La constatation de l’état des personnes

L’organisation de l’état civil

L'état civil désigne à la fois l'ensemble des qualités et des événements qui différencient une personne d'une autre dans la société et le service public chargé de les enregistrer. En France, naissances, mariages et décès font l'objet d'une déclaration obligatoire à la mairie de la commune où ils se produisent. Les statistiques toutefois sont établies en tenant compte du domicile des personnes concernées pour les mariages et les décès, et du domicile des parents pour les naissances. D'autres événements sont également enregistrés en marge des registres, à la suite d'une décision judiciaire: divorces, adoptions, légitimations, reconnaissances et séparations légales.
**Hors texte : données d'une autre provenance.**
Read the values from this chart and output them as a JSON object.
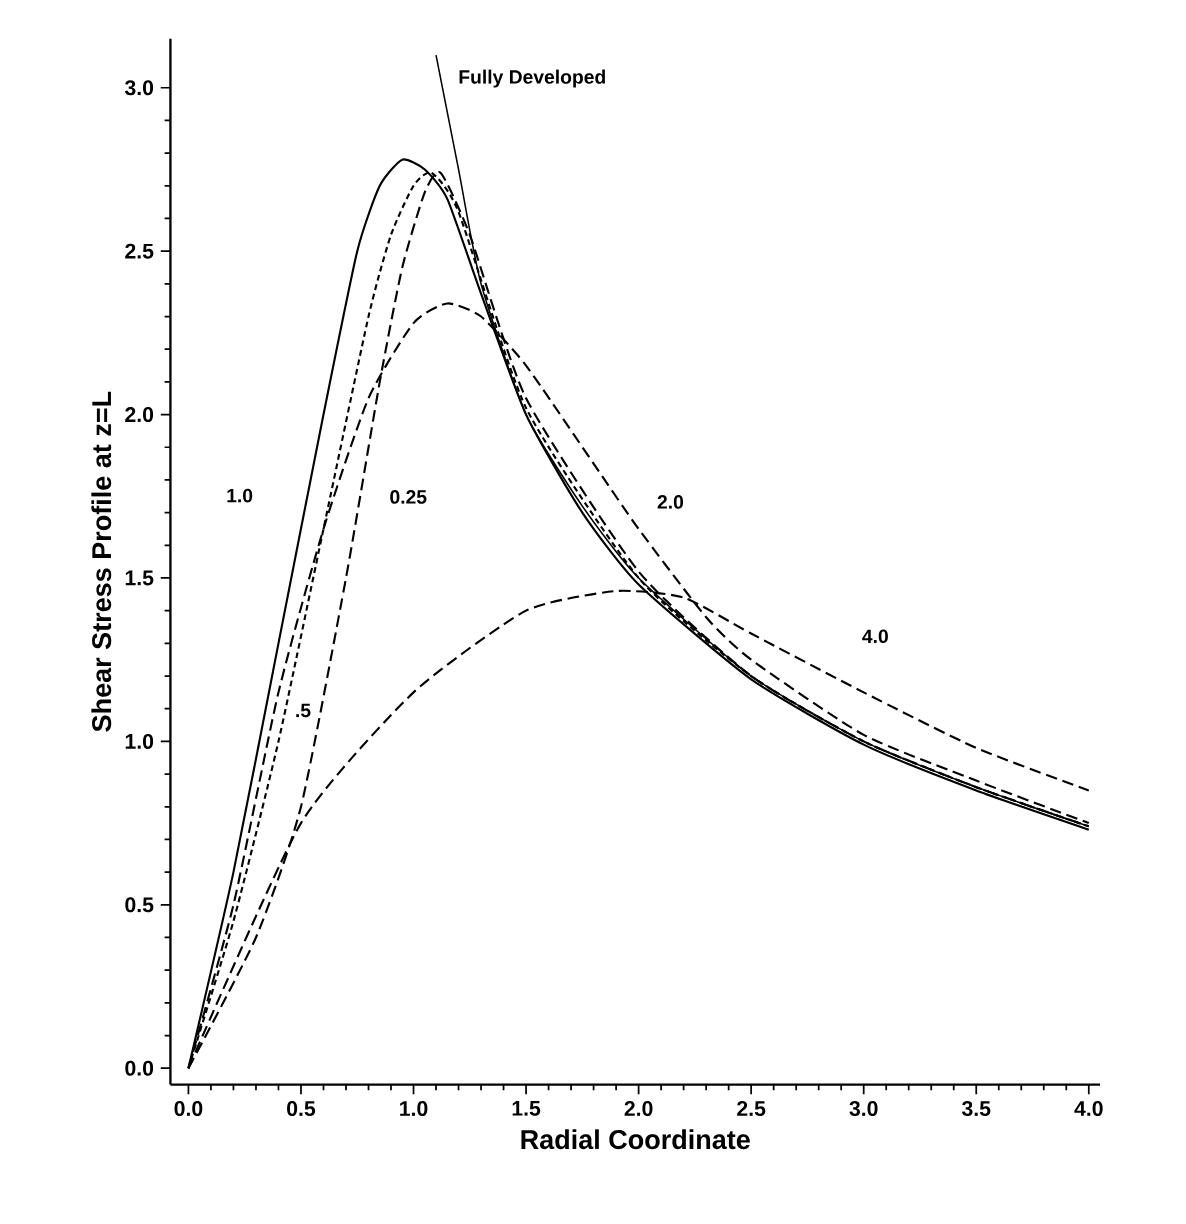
{
  "chart_data": {
    "type": "line",
    "xlabel": "Radial Coordinate",
    "ylabel": "Shear Stress Profile at z=L",
    "xlim": [
      -0.08,
      4.05
    ],
    "ylim": [
      -0.05,
      3.15
    ],
    "xticks": [
      {
        "value": 0,
        "label": "0.0"
      },
      {
        "value": 0.5,
        "label": "0.5"
      },
      {
        "value": 1,
        "label": "1.0"
      },
      {
        "value": 1.5,
        "label": "1.5"
      },
      {
        "value": 2,
        "label": "2.0"
      },
      {
        "value": 2.5,
        "label": "2.5"
      },
      {
        "value": 3,
        "label": "3.0"
      },
      {
        "value": 3.5,
        "label": "3.5"
      },
      {
        "value": 4,
        "label": "4.0"
      }
    ],
    "yticks": [
      {
        "value": 0,
        "label": "0.0"
      },
      {
        "value": 0.5,
        "label": "0.5"
      },
      {
        "value": 1,
        "label": "1.0"
      },
      {
        "value": 1.5,
        "label": "1.5"
      },
      {
        "value": 2,
        "label": "2.0"
      },
      {
        "value": 2.5,
        "label": "2.5"
      },
      {
        "value": 3,
        "label": "3.0"
      }
    ],
    "grid": false,
    "legend": false,
    "marker": "none",
    "series": [
      {
        "name": "Fully Developed",
        "color": "#000000",
        "line_style": "solid",
        "x": [
          1.1,
          1.2,
          1.3,
          1.5,
          1.75,
          2.0,
          2.5,
          3.0,
          3.5,
          4.0
        ],
        "values": [
          3.1,
          2.75,
          2.4,
          2.0,
          1.72,
          1.5,
          1.2,
          1.0,
          0.86,
          0.74
        ]
      },
      {
        "name": "1.0",
        "color": "#000000",
        "line_style": "solid",
        "x": [
          0,
          0.2,
          0.4,
          0.6,
          0.75,
          0.85,
          0.95,
          1.05,
          1.15,
          1.3,
          1.5,
          1.75,
          2.0,
          2.5,
          3.0,
          3.5,
          4.0
        ],
        "values": [
          0,
          0.6,
          1.3,
          2.0,
          2.5,
          2.7,
          2.78,
          2.75,
          2.66,
          2.37,
          2.0,
          1.7,
          1.48,
          1.19,
          0.99,
          0.85,
          0.73
        ]
      },
      {
        "name": ".5",
        "color": "#000000",
        "line_style": "dotted",
        "x": [
          0,
          0.2,
          0.4,
          0.6,
          0.8,
          0.9,
          1.0,
          1.08,
          1.2,
          1.5,
          2.0,
          2.5,
          3.0,
          3.5,
          4.0
        ],
        "values": [
          0,
          0.45,
          1.0,
          1.65,
          2.3,
          2.55,
          2.7,
          2.74,
          2.62,
          2.02,
          1.5,
          1.2,
          1.0,
          0.86,
          0.74
        ]
      },
      {
        "name": "0.25",
        "color": "#000000",
        "line_style": "dashed",
        "x": [
          0,
          0.3,
          0.5,
          0.7,
          0.85,
          0.95,
          1.05,
          1.12,
          1.25,
          1.5,
          2.0,
          2.5,
          3.0,
          3.5,
          4.0
        ],
        "values": [
          0,
          0.4,
          0.8,
          1.5,
          2.1,
          2.45,
          2.68,
          2.74,
          2.55,
          2.05,
          1.52,
          1.2,
          1.0,
          0.86,
          0.74
        ]
      },
      {
        "name": "2.0",
        "color": "#000000",
        "line_style": "dashed",
        "x": [
          0,
          0.2,
          0.4,
          0.6,
          0.8,
          1.0,
          1.15,
          1.3,
          1.5,
          1.8,
          2.0,
          2.3,
          2.5,
          3.0,
          3.5,
          4.0
        ],
        "values": [
          0,
          0.5,
          1.15,
          1.65,
          2.05,
          2.28,
          2.34,
          2.3,
          2.15,
          1.85,
          1.65,
          1.38,
          1.25,
          1.02,
          0.88,
          0.75
        ]
      },
      {
        "name": "4.0",
        "color": "#000000",
        "line_style": "dashed",
        "x": [
          0,
          0.5,
          1.0,
          1.5,
          1.9,
          2.2,
          2.5,
          3.0,
          3.5,
          4.0
        ],
        "values": [
          0,
          0.75,
          1.15,
          1.4,
          1.46,
          1.44,
          1.33,
          1.15,
          0.98,
          0.85
        ]
      }
    ]
  }
}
L’officier d’état civil est l’officier public chargé dans chaque commune de la tenue et de la conservation des actes de l’état civil. C’est le maire qui est, en principe, officier de l’état civil; il est placé à ce titre sous le contrôle de l’autorité judiciaire. Un registre d’état civil est le registre tenu dans chaque commune par l’officier de l’état civil (en principe le maire) sur lequel sont enregistrés les événements intéressant l’état de la personne, soit sous la forme d’un acte originaire (acte de naissance, de mariage, de décès), soit sous la forme d’une mention d’un acte préexistant (divorce, PACS …).

Les actes de l’état civil

La gestion de l'état civil est presque partout l'une des responsabilités incombant aux collectivités locales. En France, naissances, mariages et décès font l'objet d'une déclaration obligatoire à la mairie de la commune où ils se produisent. Les statistiques toutefois sont établies en tenant compte du domicile des personnes concernées pour les mariages et les décès, du domicile des parents pour les naissances. D'autres événements sont également enregistrés en marge des registres, à la suite d'une décision judiciaire: divorces, adoptions, légitimations, reconnaissances et séparations légales.

Si l’on se rend compte d’une erreur dans l’acte de l’état civil, il ne peut pas être corrigé par l’officier d’état civil. Quand il y a un oubli ou une erreur matérielle évidente telle une faute dans le nom de famille, la rectification est très simple et doit être autorisé par le Procureur de la République : c’est une simple modification administrative. Si ce n’est pas une erreur purement matérielle, la rectification ne peut-être que judiciaire c’est à dire par une autorisation du Président du T.G.I. De même si la rectification paraît un peu plus compliqué, c’est à dire que se pose un problème sur la date de naissance de l’enfant, sur son sexe, marié ou célibataire. Le Procureur de la République ou selon les cas le Président du T.G.I. transmet sa décision à l’officier d’état civil de sorte qu’il porte une mention rectificative sur l’acte erroné.

Contrairement aux actes notariés communiqués qu’aux partis, les actes de l’état civil sont à la disposition du public. Seulement tout le monde ne peut pas obtenir toutes les informations. N’importe qui peut obtenir la copie intégrale d’un acte de décès. Mais pour tous les autres actes : mariage, naissance, reconnaissance d’enfant naturel..., une copie ne peut être délivrée qu’à certaines personnes : la personne intéressée, ascendants et descendants, le conjoint, le représentant légal, le procureur de la République.

Toutes les autres personnes ne peuvent obtenir de ces actes qu’un extrait sommaire qui reproduit un minimum d’information. On peut demander une fiche d’état civil même si certains événements sont inscrits au répertoire civil : la mise en tutelle ou en curatelle d’un incapable majeur (régime de protection allégée par rapport à la tutelle car les individus en curatelle présente une meilleure faculté mentale). La force probante des actes d’état civil : les naissances, mariages, décès ne peuvent se prouver que par des actes d’état civil établi par des officiers d’état civil. Ce sont des actes authentiques, ils font foi jusqu'à inscription de faux.